Doctor Manhattan does not experience time as we know it
From the moment of his accident, Jon Osterman ceased to experience time as a linear progression. He experiences his own past, present, and future simultaneously. He first describes this to his then-girlfriend, Janey Slater, after the assassination of President John Kennedy. As he does it, he’s gazing at Dali’s “The Persistence of Memory” which is a little on the nose.
:no_upscale()/cdn.vox-cdn.com/uploads/chorus_asset/file/19437367/IMG_2610.jpg)
Doctor Manhattan can appear to others to be a person who knows what is coming and goes blithely along with it, making no choices. But just because he’s aware of the future, doesn’t mean that he can change it.
“Everything is preordained. Even my responses,” he tells Laurie Blake in the Watchmen comic.
“And you just go through the motions, acting them out?” she responds, “Is that what you are? The most powerful thing in the universe and you’re just a puppet following a script?”
“We’re all puppets, Laurie,” he says, “I’m just a puppet who can see the strings.”
You see, he’s not predicting the future. He’s currently experiencing it. To him, all of the experiences and actions of his life — even his acknowledgements of future events to himself and other characters — have already happened. And are currently happening. To him, there’s no difference between the past, present, and future.

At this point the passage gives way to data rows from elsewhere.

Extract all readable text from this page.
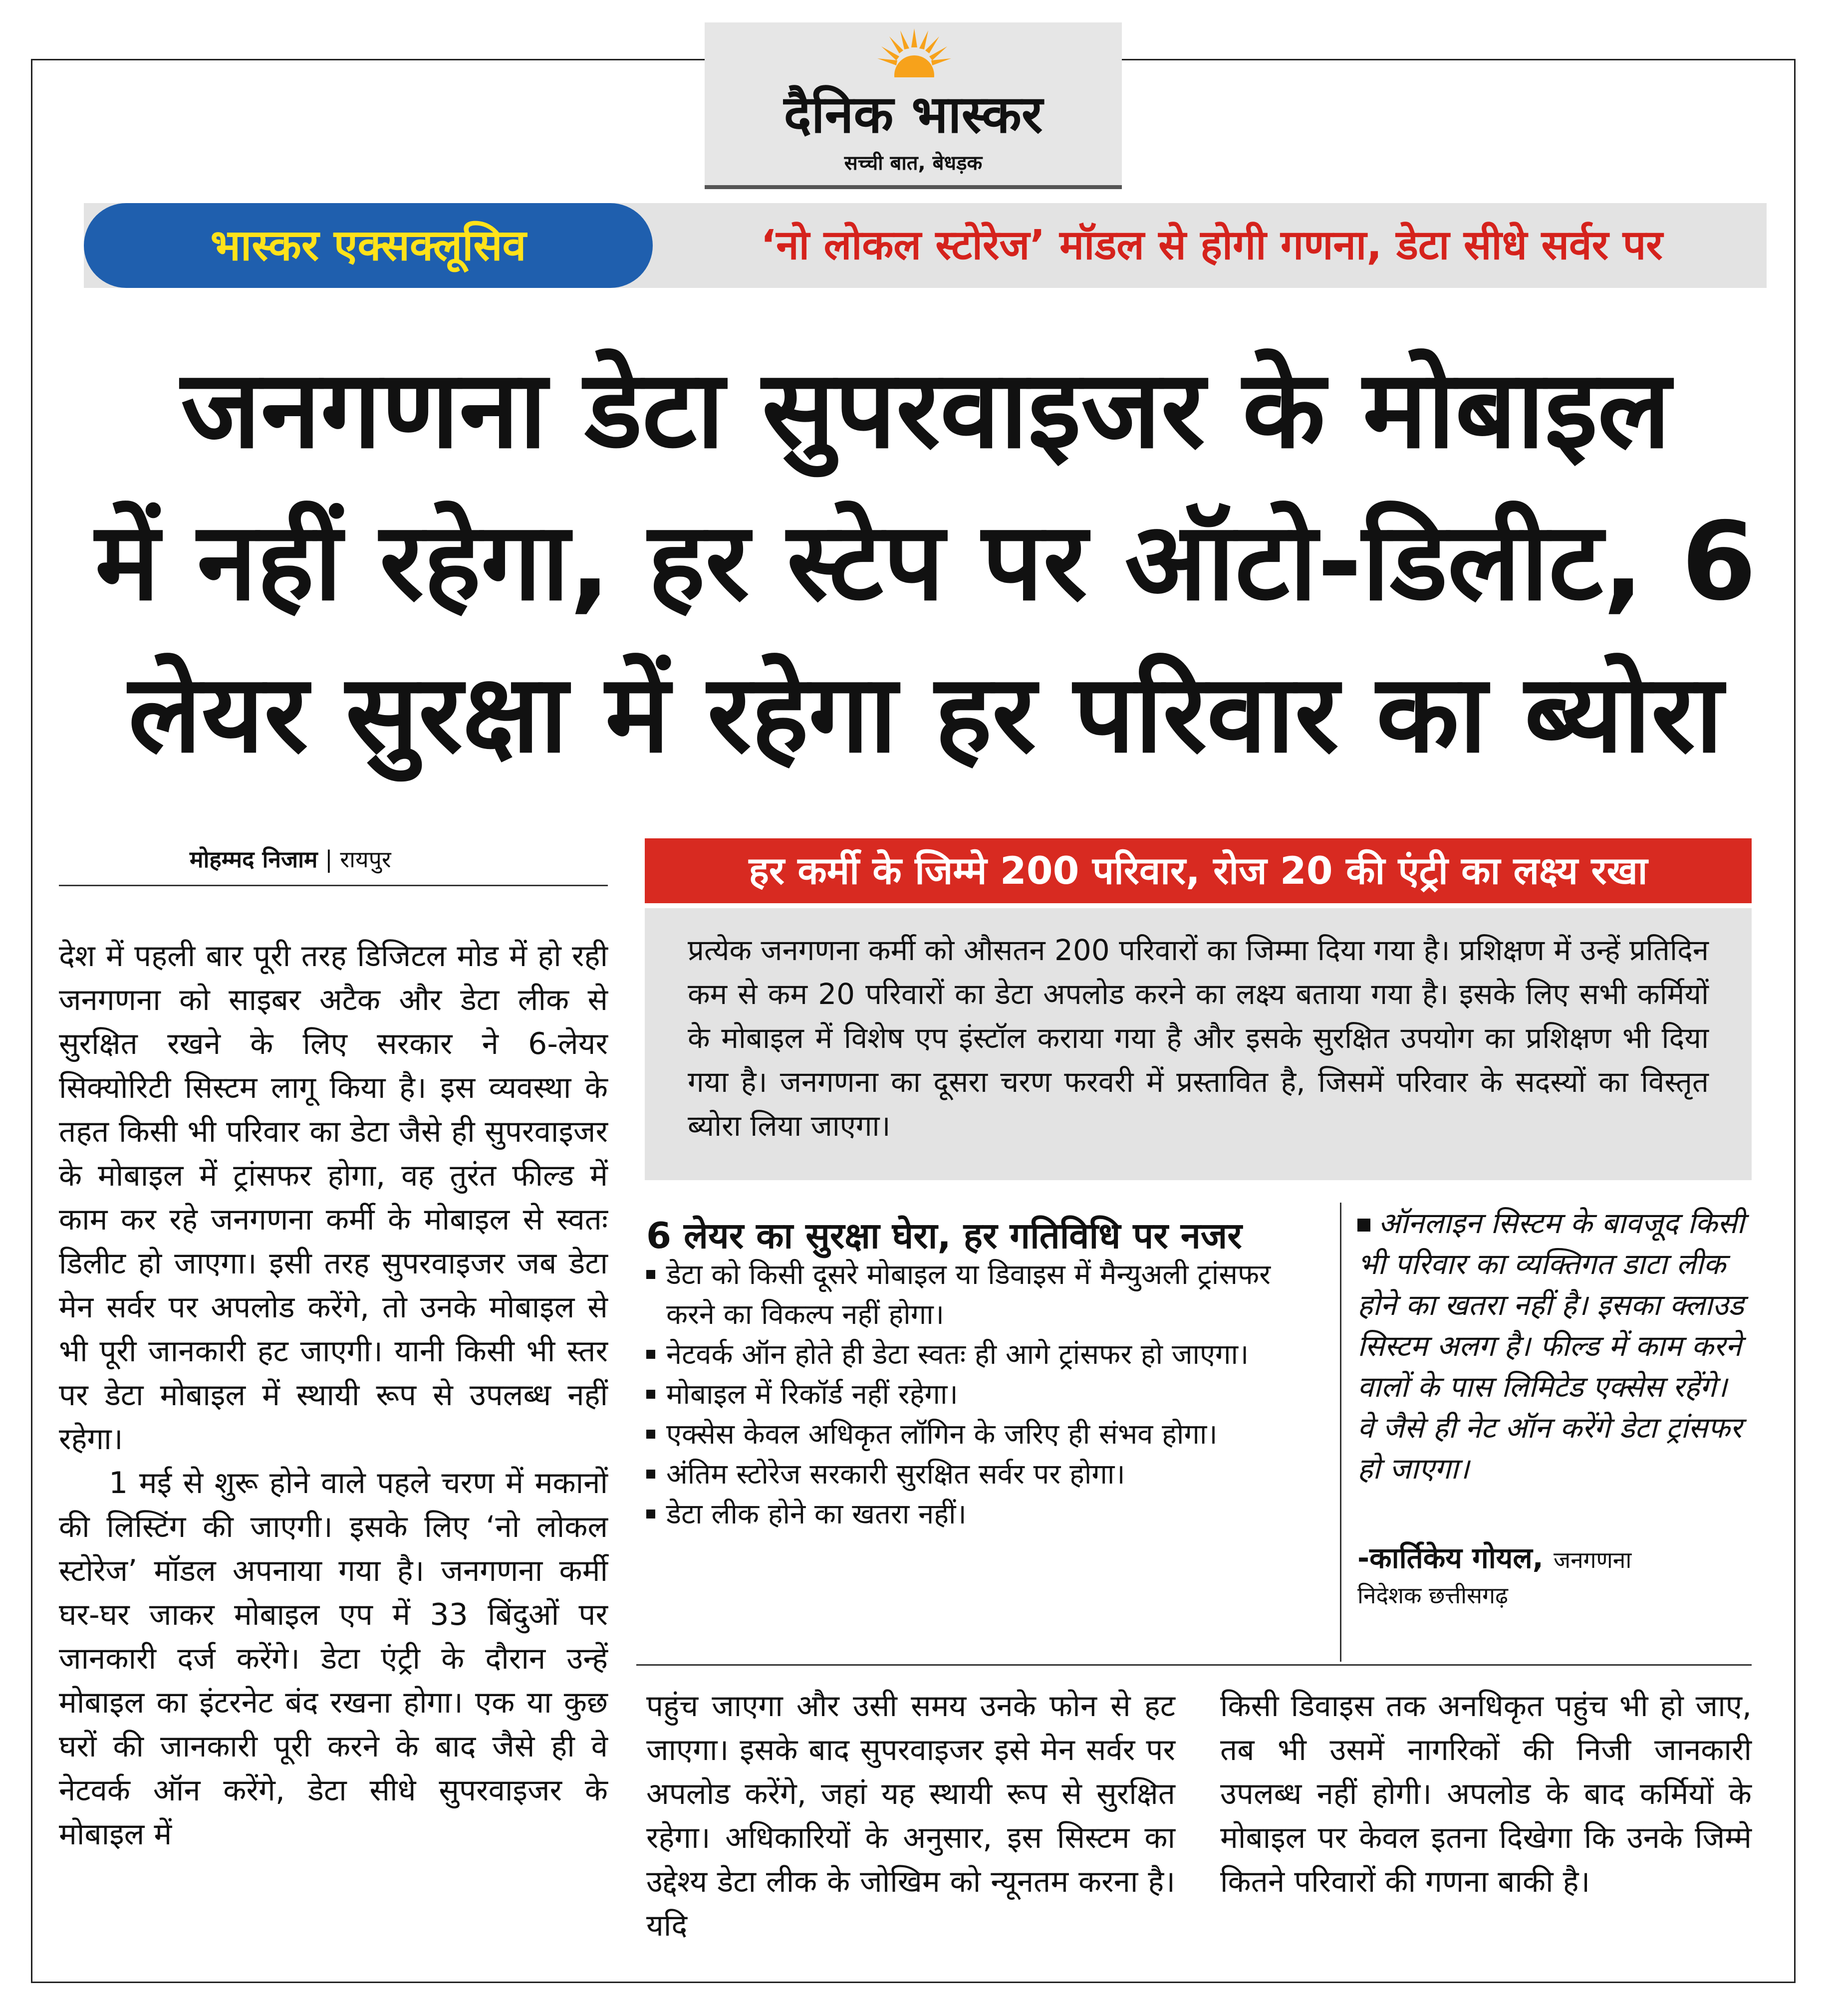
दैनिक भास्कर
सच्ची बात, बेधड़क
भास्कर एक्सक्लूसिव	‘नो लोकल स्टोरेज’ मॉडल से होगी गणना, डेटा सीधे सर्वर पर
जनगणना डेटा सुपरवाइजर के मोबाइल
में नहीं रहेगा, हर स्टेप पर ऑटो-डिलीट, 6
लेयर सुरक्षा में रहेगा हर परिवार का ब्योरा
मोहम्मद निजाम | रायपुर

देश में पहली बार पूरी तरह डिजिटल मोड में हो रही जनगणना को साइबर अटैक और डेटा लीक से सुरक्षित रखने के लिए सरकार ने 6-लेयर सिक्योरिटी सिस्टम लागू किया है। इस व्यवस्था के तहत किसी भी परिवार का डेटा जैसे ही सुपरवाइजर के मोबाइल में ट्रांसफर होगा, वह तुरंत फील्ड में काम कर रहे जनगणना कर्मी के मोबाइल से स्वतः डिलीट हो जाएगा। इसी तरह सुपरवाइजर जब डेटा मेन सर्वर पर अपलोड करेंगे, तो उनके मोबाइल से भी पूरी जानकारी हट जाएगी। यानी किसी भी स्तर पर डेटा मोबाइल में स्थायी रूप से उपलब्ध नहीं रहेगा।

1 मई से शुरू होने वाले पहले चरण में मकानों की लिस्टिंग की जाएगी। इसके लिए ‘नो लोकल स्टोरेज’ मॉडल अपनाया गया है। जनगणना कर्मी घर-घर जाकर मोबाइल एप में 33 बिंदुओं पर जानकारी दर्ज करेंगे। डेटा एंट्री के दौरान उन्हें मोबाइल का इंटरनेट बंद रखना होगा। एक या कुछ घरों की जानकारी पूरी करने के बाद जैसे ही वे नेटवर्क ऑन करेंगे, डेटा सीधे सुपरवाइजर के मोबाइल में

हर कर्मी के जिम्मे 200 परिवार, रोज 20 की एंट्री का लक्ष्य रखा

प्रत्येक जनगणना कर्मी को औसतन 200 परिवारों का जिम्मा दिया गया है। प्रशिक्षण में उन्हें प्रतिदिन कम से कम 20 परिवारों का डेटा अपलोड करने का लक्ष्य बताया गया है। इसके लिए सभी कर्मियों के मोबाइल में विशेष एप इंस्टॉल कराया गया है और इसके सुरक्षित उपयोग का प्रशिक्षण भी दिया गया है। जनगणना का दूसरा चरण फरवरी में प्रस्तावित है, जिसमें परिवार के सदस्यों का विस्तृत ब्योरा लिया जाएगा।

6 लेयर का सुरक्षा घेरा, हर गतिविधि पर नजर
डेटा को किसी दूसरे मोबाइल या डिवाइस में मैन्युअली ट्रांसफर करने का विकल्प नहीं होगा।
नेटवर्क ऑन होते ही डेटा स्वतः ही आगे ट्रांसफर हो जाएगा।
मोबाइल में रिकॉर्ड नहीं रहेगा।
एक्सेस केवल अधिकृत लॉगिन के जरिए ही संभव होगा।
अंतिम स्टोरेज सरकारी सुरक्षित सर्वर पर होगा।
डेटा लीक होने का खतरा नहीं।

ऑनलाइन सिस्टम के बावजूद किसी भी परिवार का व्यक्तिगत डाटा लीक होने का खतरा नहीं है। इसका क्लाउड सिस्टम अलग है। फील्ड में काम करने वालों के पास लिमिटेड एक्सेस रहेंगे। वे जैसे ही नेट ऑन करेंगे डेटा ट्रांसफर हो जाएगा।

-कार्तिकेय गोयल, जनगणना
निदेशक छत्तीसगढ़

पहुंच जाएगा और उसी समय उनके फोन से हट जाएगा। इसके बाद सुपरवाइजर इसे मेन सर्वर पर अपलोड करेंगे, जहां यह स्थायी रूप से सुरक्षित रहेगा। अधिकारियों के अनुसार, इस सिस्टम का उद्देश्य डेटा लीक के जोखिम को न्यूनतम करना है। यदि

किसी डिवाइस तक अनधिकृत पहुंच भी हो जाए, तब भी उसमें नागरिकों की निजी जानकारी उपलब्ध नहीं होगी। अपलोड के बाद कर्मियों के मोबाइल पर केवल इतना दिखेगा कि उनके जिम्मे कितने परिवारों की गणना बाकी है।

When his powers are neutralized, however, he experiences time linearly. The effect also ripples back through linear time, making it impossible for him to “see” the times when his powers are gone until he “gets” to them. In the Watchmen graphic novel, Ozymandias neutralizes Doctor Manhattan’s powers by enveloping his Antarctic retreat in a shower of tachyons, preventing Manhattan from knowing that he would one day discover Ozymandias’ plan until he actually discovered it.
In the comic, when Jon realizes that something was clouding his “vision” of the night of Nov. 2, 1985, he exclaims: “I’d almost forgotten the excitement of not knowing, the delights of uncertainty...”
It was the first time he’d been unaware of what was going to happen next in over 25 years. Yes, there are even times when Doctor Manhattan isn’t watching the Watchmen.